When we deal with time deltas less than a second:

In [20]:
humanize.naturaldelta(timedelta(microseconds=200))

'a moment'

We can lower the minimum unit used:

In [21]:
humanize.naturaldelta(timedelta(microseconds=200), minimum_unit="milliseconds")

'0 milliseconds'

In [22]:
humanize.naturaldelta(timedelta(microseconds=200), minimum_unit="microseconds")

'200 microseconds'

### File Sizes

These functions are handy for display file sizes in more human readable fashion:

In [23]:
humanize.naturalsize(1024)

'1.0 kB'

We can specify the precision of the format number:

In [24]:
humanize.naturalsize(1024, format="%.3f")

'1.024 kB'

One important distinction we have to make is whether a kilo is 1000 (decimal system) or 1024 (binary system).

Typically memory in a computer is measured in a binary system, so 

```256MB```

of memory means

```256 * 1024 * 1024 = 268,435,456 bytes```

On the other hand, hard drive manufacturers use the decimal system, so 

```256MB``` 

is equivalent to 

```256 * 1000 * 1000 = 256,000,000 bytes```

This can be quite confusing, and the IEC (International Electronic Commission) finally set some standards up regarding this:

The prefixes **k**(ilo), **M**(ega) **G**(iga), **T**(erra), etc are **decimal** based, so factors of `1,000`

For a binary system, the symbols are as follows:

**Ki**, **Mi**, **Gi**, **Ti**, etc
with corresponding names:
Kibi, mebi, gibi, Tebi, etc

and are therefore factors of `1,024`.

For more info you can check out this [wikipedia article](https://en.wikipedia.org/wiki/Kilobyte) on the subject.

This way, no more ambiguity... as long as folks actually use it :-) 

`humanize` is able to humanize bytes into either decimal or binary:

In [25]:
value = 1_000_000_000

In [26]:
humanize.naturalsize(value)

'1.0 GB'

In [27]:
humanize.naturalsize(value, binary=True)

'953.7 MiB'

#### Localization

Lastly, `humanize` also supports localization (aka internationalization, usually abbreviated as **i18n**)

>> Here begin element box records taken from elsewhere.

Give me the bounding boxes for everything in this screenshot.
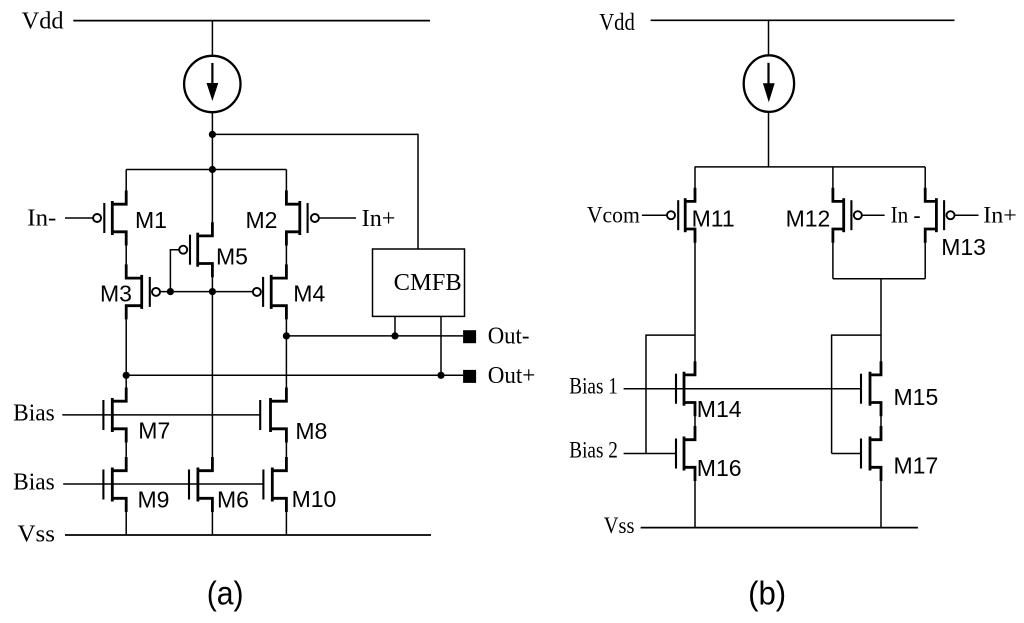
wire Vdd to current source <box>211 21 213 57</box>
terminal Out- square <box>463 330 476 343</box>
transistor M6 <box>196 468 199 502</box>
node M5 gate junction <box>167 288 174 295</box>
wire M13 drain down <box>924 242 926 279</box>
wire M10 to Vss <box>285 511 287 535</box>
wire In- lead to M1 gate <box>65 217 93 219</box>
block CMFB U1 <box>373 249 465 316</box>
transistor M4 <box>270 275 273 309</box>
wire source to M11 <box>694 167 696 189</box>
wire M2 drain to M4 source <box>285 245 287 266</box>
wire Bias1 bus (a) <box>62 414 260 416</box>
svg-text:Vss: Vss <box>604 513 635 538</box>
current source I2 arrow <box>767 63 769 86</box>
transistor M8 <box>269 398 272 432</box>
wire M11 drain to M14 <box>694 242 696 363</box>
wire source rail M1-M2 <box>126 169 286 171</box>
svg-text:M15: M15 <box>894 384 939 410</box>
wire M12 drain down <box>832 242 834 279</box>
svg-text:Vcom: Vcom <box>587 203 640 228</box>
transistor M1 <box>111 201 114 235</box>
svg-text:In -: In - <box>891 203 921 228</box>
current source I1 arrow <box>211 63 213 87</box>
current source I1 circle <box>184 56 240 112</box>
transistor M14 <box>683 372 686 406</box>
wire tail node to CMFB input <box>212 134 418 249</box>
wire M8 to M10 <box>285 442 287 459</box>
node CMFB out2 on Out+ net <box>437 372 444 379</box>
node tail A <box>209 131 216 138</box>
svg-text:M3: M3 <box>100 281 132 307</box>
wire M9 to Vss <box>125 511 127 535</box>
svg-text:M17: M17 <box>894 453 939 479</box>
svg-text:M10: M10 <box>292 486 337 512</box>
svg-text:M4: M4 <box>293 281 325 307</box>
wire In+ lead (b) <box>955 214 979 216</box>
svg-text:M2: M2 <box>246 207 278 233</box>
wire CMFB output 1 <box>394 316 396 336</box>
wire drain bus to M15 column <box>880 279 882 362</box>
svg-text:Bias: Bias <box>13 400 55 426</box>
wire M6 to Vss <box>211 511 213 535</box>
svg-text:M14: M14 <box>697 396 742 422</box>
wire source rail M11-M12-M13 <box>695 166 926 168</box>
wire M5 gate lead <box>170 250 179 292</box>
wire M4 column crossing to M8 <box>285 336 287 389</box>
svg-text:(b): (b) <box>748 575 786 612</box>
transistor M11 <box>684 198 687 232</box>
wire M12-M13 drain bus <box>833 278 925 280</box>
wire M14 to M16 <box>694 415 696 427</box>
svg-text:Bias 1: Bias 1 <box>569 374 618 399</box>
wire Out- net <box>286 335 463 337</box>
svg-text:Vdd: Vdd <box>22 8 64 34</box>
svg-text:M16: M16 <box>697 455 742 481</box>
wire current source to tail node <box>211 112 213 135</box>
wire source to M12 <box>832 167 834 189</box>
wire Vcom lead <box>642 214 667 216</box>
wire Vss rail (a) <box>65 534 431 536</box>
wire current source to source rail (b) <box>768 112 770 167</box>
wire source to M1 <box>125 170 127 192</box>
svg-text:CMFB: CMFB <box>394 270 462 296</box>
svg-text:M1: M1 <box>135 207 167 233</box>
svg-text:Out-: Out- <box>488 323 530 349</box>
transistor M17 <box>869 437 872 471</box>
svg-text:Bias 2: Bias 2 <box>569 438 618 463</box>
svg-text:M8: M8 <box>295 418 327 444</box>
wire M7 to M9 <box>125 442 127 459</box>
wire M1 drain to M3 source <box>125 245 127 266</box>
svg-text:M5: M5 <box>216 244 248 270</box>
transistor M9 <box>111 468 114 502</box>
wire left feedback bracket <box>646 335 695 453</box>
svg-text:In-: In- <box>27 205 56 231</box>
wire Out+ net <box>126 374 463 376</box>
transistor M2 <box>298 201 301 235</box>
transistor M16 <box>683 437 686 471</box>
current source I2 circle <box>744 55 794 112</box>
wire In- lead (b) <box>862 214 885 216</box>
svg-text:Bias: Bias <box>13 469 55 495</box>
svg-text:In+: In+ <box>983 203 1017 228</box>
wire Vdd rail (a) <box>73 20 430 22</box>
wire M3 column to M7 <box>125 375 127 388</box>
wire Vss rail (b) <box>641 527 918 529</box>
wire CMFB output 2 <box>440 316 442 375</box>
wire M5 drain down <box>211 276 213 291</box>
wire M17 to Vss <box>880 480 882 528</box>
wire M5 column to M6 <box>211 292 213 458</box>
wire right feedback bracket <box>832 335 881 453</box>
wire In+ lead to M2 gate <box>319 217 356 219</box>
svg-text:M12: M12 <box>786 206 831 232</box>
svg-text:In+: In+ <box>362 206 396 232</box>
node source junction <box>209 166 216 173</box>
terminal Out+ square <box>463 370 476 383</box>
transistor M7 <box>111 398 114 432</box>
svg-text:M7: M7 <box>138 418 170 444</box>
svg-text:Vss: Vss <box>18 522 56 548</box>
svg-text:(a): (a) <box>207 574 244 611</box>
transistor M10 <box>271 468 274 502</box>
transistor M5 <box>196 233 199 267</box>
svg-text:Out+: Out+ <box>488 363 536 389</box>
transistor M3 <box>140 275 143 309</box>
node center gate junction <box>209 288 216 295</box>
transistor M12 <box>842 198 845 232</box>
wire Bias1 bus (b) <box>624 388 861 390</box>
transistor M13 <box>935 198 938 232</box>
wire source to M2 <box>285 170 287 192</box>
wire Vdd to current source (b) <box>768 20 770 56</box>
wire center to M5 <box>211 170 213 224</box>
svg-text:M13: M13 <box>941 234 986 260</box>
svg-text:M11: M11 <box>692 206 735 232</box>
node CMFB out1 on Out- net <box>391 332 398 339</box>
wire Bias2 lead <box>624 453 675 455</box>
svg-text:M9: M9 <box>138 487 170 513</box>
wire Vdd rail (b) <box>651 19 955 21</box>
transistor M15 <box>869 372 872 406</box>
wire M16 to Vss <box>694 480 696 528</box>
wire gate bus M3-M4 <box>160 291 253 293</box>
svg-text:M6: M6 <box>217 487 249 513</box>
wire Bias2 bus (a) <box>63 483 263 485</box>
wire tail node down <box>211 134 213 169</box>
wire M17 gate lead <box>832 453 860 455</box>
svg-text:Vdd: Vdd <box>599 10 635 36</box>
node Out- junction at M4 <box>283 332 290 339</box>
wire M3 drain down to Out+ node <box>125 318 127 375</box>
wire source to M13 <box>924 167 926 189</box>
wire M15 to M17 <box>880 415 882 427</box>
wire M4 drain down to Out- node <box>285 318 287 336</box>
node Out+ junction at M3 <box>123 372 130 379</box>
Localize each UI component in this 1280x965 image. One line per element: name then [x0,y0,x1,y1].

When we look at certain humanizations, you'll notice that mine were in (US) English - that's because my locale is that, but your locale may be different, and you may get different results.

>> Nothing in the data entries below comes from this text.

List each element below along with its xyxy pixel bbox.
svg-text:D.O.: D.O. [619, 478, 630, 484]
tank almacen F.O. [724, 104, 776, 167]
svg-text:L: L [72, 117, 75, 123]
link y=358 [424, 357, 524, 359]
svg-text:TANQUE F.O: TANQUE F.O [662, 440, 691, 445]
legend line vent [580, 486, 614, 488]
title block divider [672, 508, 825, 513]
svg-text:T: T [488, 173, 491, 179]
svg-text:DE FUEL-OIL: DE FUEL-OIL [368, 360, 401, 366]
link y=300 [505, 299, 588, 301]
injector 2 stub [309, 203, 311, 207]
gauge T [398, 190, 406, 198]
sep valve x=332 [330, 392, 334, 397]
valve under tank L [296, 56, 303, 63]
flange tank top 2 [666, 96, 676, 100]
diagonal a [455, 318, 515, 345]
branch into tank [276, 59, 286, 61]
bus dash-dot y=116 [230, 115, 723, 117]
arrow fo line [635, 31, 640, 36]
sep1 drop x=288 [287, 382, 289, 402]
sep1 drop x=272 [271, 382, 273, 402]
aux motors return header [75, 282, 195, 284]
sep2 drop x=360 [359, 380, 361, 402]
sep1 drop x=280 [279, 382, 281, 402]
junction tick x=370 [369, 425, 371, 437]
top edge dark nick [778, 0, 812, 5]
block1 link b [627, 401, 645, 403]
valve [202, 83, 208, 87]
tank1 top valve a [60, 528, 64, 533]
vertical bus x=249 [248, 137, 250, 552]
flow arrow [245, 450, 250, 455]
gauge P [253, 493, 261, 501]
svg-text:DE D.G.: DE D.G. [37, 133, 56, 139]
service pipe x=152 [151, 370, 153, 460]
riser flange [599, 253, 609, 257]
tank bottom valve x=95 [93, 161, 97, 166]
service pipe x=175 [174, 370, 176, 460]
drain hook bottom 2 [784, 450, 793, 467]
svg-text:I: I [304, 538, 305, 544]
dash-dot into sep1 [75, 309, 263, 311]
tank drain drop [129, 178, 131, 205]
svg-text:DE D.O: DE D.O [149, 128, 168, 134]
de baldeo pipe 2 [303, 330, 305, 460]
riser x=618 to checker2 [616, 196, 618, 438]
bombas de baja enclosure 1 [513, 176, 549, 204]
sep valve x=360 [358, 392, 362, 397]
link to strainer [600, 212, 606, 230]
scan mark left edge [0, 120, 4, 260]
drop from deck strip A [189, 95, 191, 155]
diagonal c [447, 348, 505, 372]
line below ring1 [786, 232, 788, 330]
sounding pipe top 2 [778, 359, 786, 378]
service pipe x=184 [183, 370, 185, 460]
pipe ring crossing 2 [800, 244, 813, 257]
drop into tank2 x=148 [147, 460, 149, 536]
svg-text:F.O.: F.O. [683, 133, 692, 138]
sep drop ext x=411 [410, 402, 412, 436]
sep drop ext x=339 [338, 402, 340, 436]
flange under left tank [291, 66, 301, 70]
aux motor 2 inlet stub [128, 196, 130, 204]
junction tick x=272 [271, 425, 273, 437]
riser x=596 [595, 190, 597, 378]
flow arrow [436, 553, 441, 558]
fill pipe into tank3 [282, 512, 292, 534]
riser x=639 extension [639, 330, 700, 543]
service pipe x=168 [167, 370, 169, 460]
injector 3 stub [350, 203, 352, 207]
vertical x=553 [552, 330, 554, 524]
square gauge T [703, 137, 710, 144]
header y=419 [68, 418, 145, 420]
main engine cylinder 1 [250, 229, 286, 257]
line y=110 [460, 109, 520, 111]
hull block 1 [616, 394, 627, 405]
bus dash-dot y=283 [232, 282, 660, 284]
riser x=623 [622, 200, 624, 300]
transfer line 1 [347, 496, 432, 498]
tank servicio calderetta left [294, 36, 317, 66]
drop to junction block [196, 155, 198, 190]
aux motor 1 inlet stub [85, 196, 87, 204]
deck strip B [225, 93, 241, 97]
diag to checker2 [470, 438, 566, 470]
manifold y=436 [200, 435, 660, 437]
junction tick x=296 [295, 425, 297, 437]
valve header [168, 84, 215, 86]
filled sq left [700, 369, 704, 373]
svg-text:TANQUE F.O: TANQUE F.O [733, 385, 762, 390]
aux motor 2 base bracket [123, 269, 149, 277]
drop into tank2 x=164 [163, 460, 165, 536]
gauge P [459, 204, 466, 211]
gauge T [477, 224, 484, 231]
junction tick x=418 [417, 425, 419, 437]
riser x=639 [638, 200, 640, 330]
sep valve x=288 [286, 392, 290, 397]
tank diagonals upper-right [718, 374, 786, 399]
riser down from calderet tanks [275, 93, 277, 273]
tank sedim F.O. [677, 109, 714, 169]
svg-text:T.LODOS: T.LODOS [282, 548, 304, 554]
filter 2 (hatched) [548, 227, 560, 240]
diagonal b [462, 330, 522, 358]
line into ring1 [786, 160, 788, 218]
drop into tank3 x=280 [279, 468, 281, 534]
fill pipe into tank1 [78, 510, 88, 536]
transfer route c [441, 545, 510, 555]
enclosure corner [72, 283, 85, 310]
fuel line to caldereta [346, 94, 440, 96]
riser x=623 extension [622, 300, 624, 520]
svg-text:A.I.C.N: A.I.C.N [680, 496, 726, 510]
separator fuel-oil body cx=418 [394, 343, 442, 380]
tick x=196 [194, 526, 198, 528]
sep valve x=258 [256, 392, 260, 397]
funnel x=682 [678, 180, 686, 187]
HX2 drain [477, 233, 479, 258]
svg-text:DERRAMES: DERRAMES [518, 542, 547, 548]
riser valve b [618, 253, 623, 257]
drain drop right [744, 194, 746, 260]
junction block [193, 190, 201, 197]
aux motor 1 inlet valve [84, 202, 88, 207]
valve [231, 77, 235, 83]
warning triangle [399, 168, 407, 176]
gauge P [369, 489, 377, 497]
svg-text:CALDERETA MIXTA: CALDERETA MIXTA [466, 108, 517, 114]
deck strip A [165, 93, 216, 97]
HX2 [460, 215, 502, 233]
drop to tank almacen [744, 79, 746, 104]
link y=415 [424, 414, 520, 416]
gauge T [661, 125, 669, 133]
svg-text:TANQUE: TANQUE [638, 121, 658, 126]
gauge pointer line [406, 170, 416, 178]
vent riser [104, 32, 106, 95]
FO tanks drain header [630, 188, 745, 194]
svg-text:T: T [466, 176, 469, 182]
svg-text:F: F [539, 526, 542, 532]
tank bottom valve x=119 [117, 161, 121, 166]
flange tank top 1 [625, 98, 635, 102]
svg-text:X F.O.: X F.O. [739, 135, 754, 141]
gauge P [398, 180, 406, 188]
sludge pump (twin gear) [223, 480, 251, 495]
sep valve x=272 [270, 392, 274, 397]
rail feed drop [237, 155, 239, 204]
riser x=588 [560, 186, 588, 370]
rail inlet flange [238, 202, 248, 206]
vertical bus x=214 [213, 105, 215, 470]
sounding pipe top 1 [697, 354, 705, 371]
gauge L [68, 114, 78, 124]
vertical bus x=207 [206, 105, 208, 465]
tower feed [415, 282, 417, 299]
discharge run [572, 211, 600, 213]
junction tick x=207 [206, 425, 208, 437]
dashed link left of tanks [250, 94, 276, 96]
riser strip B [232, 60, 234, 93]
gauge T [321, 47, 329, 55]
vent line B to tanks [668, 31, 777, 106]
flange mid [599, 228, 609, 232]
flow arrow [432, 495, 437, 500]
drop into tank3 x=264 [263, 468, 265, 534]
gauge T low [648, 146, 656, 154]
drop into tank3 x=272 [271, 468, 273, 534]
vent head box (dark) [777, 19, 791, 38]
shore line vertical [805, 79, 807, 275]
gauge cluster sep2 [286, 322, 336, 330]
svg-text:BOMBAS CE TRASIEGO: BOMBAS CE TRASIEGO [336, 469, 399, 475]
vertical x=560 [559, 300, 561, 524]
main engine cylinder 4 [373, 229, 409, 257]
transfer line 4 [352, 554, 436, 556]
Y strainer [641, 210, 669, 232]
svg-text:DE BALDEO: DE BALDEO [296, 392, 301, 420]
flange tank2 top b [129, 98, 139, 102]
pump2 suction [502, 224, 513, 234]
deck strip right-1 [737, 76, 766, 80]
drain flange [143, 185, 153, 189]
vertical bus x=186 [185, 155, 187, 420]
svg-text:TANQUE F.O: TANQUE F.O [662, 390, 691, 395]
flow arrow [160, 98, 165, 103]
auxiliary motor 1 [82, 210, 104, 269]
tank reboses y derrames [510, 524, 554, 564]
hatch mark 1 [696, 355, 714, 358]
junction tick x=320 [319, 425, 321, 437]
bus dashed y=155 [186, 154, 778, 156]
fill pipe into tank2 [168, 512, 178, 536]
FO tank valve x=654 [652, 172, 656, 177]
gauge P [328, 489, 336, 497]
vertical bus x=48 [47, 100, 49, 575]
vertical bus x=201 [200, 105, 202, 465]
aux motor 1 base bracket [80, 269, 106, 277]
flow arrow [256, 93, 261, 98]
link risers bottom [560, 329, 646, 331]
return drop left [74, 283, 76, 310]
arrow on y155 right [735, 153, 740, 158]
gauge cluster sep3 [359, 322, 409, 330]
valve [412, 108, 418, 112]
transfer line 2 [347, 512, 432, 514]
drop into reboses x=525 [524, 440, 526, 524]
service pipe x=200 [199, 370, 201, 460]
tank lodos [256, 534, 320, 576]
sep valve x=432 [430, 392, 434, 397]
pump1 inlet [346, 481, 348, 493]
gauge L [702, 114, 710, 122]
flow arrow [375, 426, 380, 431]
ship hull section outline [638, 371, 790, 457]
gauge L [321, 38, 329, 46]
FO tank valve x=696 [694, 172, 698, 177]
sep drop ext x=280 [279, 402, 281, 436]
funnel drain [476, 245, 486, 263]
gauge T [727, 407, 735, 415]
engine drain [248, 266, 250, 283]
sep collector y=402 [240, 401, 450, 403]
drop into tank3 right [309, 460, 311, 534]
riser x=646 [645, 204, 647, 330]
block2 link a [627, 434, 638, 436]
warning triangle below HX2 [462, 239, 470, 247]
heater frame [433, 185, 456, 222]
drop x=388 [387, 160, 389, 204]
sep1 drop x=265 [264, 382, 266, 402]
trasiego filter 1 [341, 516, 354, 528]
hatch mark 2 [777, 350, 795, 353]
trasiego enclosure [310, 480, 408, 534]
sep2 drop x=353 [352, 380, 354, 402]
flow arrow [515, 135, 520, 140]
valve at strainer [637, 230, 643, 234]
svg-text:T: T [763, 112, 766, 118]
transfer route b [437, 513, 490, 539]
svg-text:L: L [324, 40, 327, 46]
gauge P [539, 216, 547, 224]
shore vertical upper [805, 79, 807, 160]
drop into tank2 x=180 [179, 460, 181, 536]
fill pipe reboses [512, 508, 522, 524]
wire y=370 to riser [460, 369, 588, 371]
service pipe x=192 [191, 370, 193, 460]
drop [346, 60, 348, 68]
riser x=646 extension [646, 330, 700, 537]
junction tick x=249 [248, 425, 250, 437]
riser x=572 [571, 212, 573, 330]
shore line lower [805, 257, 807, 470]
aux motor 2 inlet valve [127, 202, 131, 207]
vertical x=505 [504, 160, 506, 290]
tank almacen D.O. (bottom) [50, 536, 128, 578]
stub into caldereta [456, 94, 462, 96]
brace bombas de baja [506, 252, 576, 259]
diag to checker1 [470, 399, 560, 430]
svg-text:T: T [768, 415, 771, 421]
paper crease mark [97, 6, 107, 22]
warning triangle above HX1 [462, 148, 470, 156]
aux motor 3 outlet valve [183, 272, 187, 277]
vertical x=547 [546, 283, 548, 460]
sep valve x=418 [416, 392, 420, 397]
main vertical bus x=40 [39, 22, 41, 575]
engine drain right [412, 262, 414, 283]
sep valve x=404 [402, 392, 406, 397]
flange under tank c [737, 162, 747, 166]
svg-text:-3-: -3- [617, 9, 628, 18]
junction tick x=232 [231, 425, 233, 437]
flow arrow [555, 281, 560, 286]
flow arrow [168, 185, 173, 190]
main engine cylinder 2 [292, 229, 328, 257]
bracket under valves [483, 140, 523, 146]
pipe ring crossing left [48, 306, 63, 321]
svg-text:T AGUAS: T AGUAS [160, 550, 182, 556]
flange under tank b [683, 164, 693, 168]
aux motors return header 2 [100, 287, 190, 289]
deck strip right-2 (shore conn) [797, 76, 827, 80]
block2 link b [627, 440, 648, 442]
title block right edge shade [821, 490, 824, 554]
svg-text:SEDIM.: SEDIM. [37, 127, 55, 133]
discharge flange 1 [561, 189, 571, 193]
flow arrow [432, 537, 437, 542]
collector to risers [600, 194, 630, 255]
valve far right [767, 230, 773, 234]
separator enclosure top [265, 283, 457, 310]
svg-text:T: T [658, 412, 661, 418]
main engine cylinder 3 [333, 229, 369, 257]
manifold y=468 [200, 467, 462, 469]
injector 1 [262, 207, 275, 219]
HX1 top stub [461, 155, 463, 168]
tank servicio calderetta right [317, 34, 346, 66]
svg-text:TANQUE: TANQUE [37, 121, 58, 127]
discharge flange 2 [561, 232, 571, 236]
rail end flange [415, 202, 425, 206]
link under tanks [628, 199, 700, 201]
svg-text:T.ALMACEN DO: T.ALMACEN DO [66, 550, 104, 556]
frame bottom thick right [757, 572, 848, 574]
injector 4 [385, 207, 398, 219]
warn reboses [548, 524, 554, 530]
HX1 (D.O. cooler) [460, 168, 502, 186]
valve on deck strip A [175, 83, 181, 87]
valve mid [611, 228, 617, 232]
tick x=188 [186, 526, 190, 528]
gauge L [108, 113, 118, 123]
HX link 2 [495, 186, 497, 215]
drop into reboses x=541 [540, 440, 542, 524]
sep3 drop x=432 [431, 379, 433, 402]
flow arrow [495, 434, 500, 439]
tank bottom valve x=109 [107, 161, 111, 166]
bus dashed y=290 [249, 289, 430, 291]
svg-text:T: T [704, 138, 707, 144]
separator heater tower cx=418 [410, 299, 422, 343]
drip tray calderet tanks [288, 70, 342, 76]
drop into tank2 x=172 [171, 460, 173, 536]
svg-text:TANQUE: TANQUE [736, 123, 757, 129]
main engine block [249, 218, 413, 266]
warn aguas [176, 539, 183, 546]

`humanize` provides a bunch of local definitions (and you can always add one yourself if you need to). The library does not document what those locales are, but you can find them [here](https://github.com/python-humanize/humanize/tree/main/src/humanize/locale)

For example, we could set our locale to `fr_FR`:

In [28]:
humanize.i18n.activate('fr_FR')

<gettext.GNUTranslations at 0x107d2f550>

And let's look at some of our previous example:

In [29]:
for i in range(11):
    print(humanize.ordinal(i))

0e
1er
2e
3e
4e
5e
6e
7e
8e
9e
10e


In [30]:
when = datetime.utcnow()
d1 = when + timedelta(days=1, minutes=3, seconds=23)
d2 = when - timedelta(days=90, hours=3)

print(humanize.naturaltime(d1))
print(humanize.naturaltime(d2))

dans un jour
il y a 2 mois


Let's try another locale:

In [31]:
humanize.i18n.activate('bn_BD')

for i in range(11):
    print(humanize.ordinal(i))
    
when = datetime.utcnow()
d1 = when + timedelta(days=1, minutes=3, seconds=23)
d2 = when - timedelta(days=90, hours=3)

print(humanize.naturaltime(d1))
print(humanize.naturaltime(d2))

0th
1st
2nd
3rd
4th
5th
6th
7th
8th
9th
10th
আজ থেকে এক দিন পরে
2 মাস আগে


As you can see, not all locales support everything, so your mileage may vary. And if you're up to it, you can always contribute to that library with your own locale definition. I'm sure the author of the library would appreciate the help!